Cortisone injections are among the most commonly used treatments in orthopedics. Cortisone is a powerful anti-inflammatory medication that reduces the inflammatory response of many painful conditions. Cortisone is effective for different types of arthritis, tendinitis, and bursitis, among other conditions. It is often used as a first line of defense to diminish the immediate pain and inflammation of arthritic joint. Although the effect of cortisone is temporary, reducing pain and inflammation may give the joint a chance to compensate in other ways. Therapy tends to be more effective under comfortable conditions.
Cortisone is a powerful anti-inflammatory agent which minimizes the production of inflammatory cascade that occurs within the joint. At the basic science level, there are a number of mechanisms by which the improvement is thought to occur - mRNA synthesis, B and T cell function, cytokine levels, metalloproteases and synovial permeability (Creamer 1997, Genovese 1998). The benefits of corticosteroids may also be due to relief of effusions from aspiration and disruption of adhesions within the joint.
The guidelines on knee pain from the American College of Orthopedic Surgeons (1999) and the National Institute for Health and Clinical Excellence (2007) also recommend use of intra-articular steroids in patients with osteoarthritis of the knee that fail to respond to more conservative measures (e.g., NSAIDS or acetaminophen, physical therapy, decreased activity). According to the literature, patients with joint effusions and local tenderness benefit from intra-articular steroid injections.
- Depending on how quickly the inflammation subsides, timing of pain relief can vary from a few days to a few weeks.
- The response to cortisone is variable. In mild conditions, a single shot can be extremely long-lasting.
- Some patients may have a reaction to the cortisone injection called a 'cortisone flare.' A cortisone flare is a condition where the injected cortisone crystallizes and can cause a brief period of pain, worse than before the shot. This usually lasts a day or two and is best treated by icing the injected area.
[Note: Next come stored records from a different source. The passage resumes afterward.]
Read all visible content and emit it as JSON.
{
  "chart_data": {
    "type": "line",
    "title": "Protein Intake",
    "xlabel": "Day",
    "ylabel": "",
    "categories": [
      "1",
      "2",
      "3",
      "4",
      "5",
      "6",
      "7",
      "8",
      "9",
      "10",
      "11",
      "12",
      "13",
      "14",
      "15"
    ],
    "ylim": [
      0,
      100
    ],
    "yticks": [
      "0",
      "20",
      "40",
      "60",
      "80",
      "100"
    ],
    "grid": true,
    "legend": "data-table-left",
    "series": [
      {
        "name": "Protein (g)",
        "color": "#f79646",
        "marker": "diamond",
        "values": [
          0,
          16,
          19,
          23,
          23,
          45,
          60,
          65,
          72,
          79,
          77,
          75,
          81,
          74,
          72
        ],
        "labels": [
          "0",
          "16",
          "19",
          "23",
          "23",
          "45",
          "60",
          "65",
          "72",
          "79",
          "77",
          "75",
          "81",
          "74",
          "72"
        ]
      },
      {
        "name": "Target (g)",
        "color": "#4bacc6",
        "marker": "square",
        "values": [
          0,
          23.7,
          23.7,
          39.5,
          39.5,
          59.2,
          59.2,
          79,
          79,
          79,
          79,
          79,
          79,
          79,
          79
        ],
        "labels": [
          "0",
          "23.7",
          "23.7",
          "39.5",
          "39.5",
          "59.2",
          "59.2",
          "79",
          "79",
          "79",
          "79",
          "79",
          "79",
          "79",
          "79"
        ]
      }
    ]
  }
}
A single cortisone shot is rarely harmful. Disadvantages of cortisone injections depend on the dose and frequency of the injections. With higher doses and frequent administration, potential side effects include thinning of the bones (osteoporosis), and a rare but serious damage to the bones of the large joints (avascular necrosis). Side effects such as these are rarely seen.
There is a risk of local tissue atrophy and depigmentation, particularly when small joints are injected with potent corticosteroids. Concern about progressive joint damage following repeated corticosteroid injections is controversial; despite the large number of people treated with intra-articular corticosteroids, case reports that suggest this may result in joint damage are rare (SCHIN, 2002). According to available literature, it is inadvisable to treat patients with a complete collapse of joint space or bone loss with intra-articular hyaluronic acid or corticosteroids, given their poor clinical response (Evanich, et al., 2001).
The more common issue is the "band aid effect", which is that the cortisone injections obscure are underlying problem that is treatable through other means. Occasionally, there are allergic reactions to cortisone, usually manifesting as facial reddening or sunburn.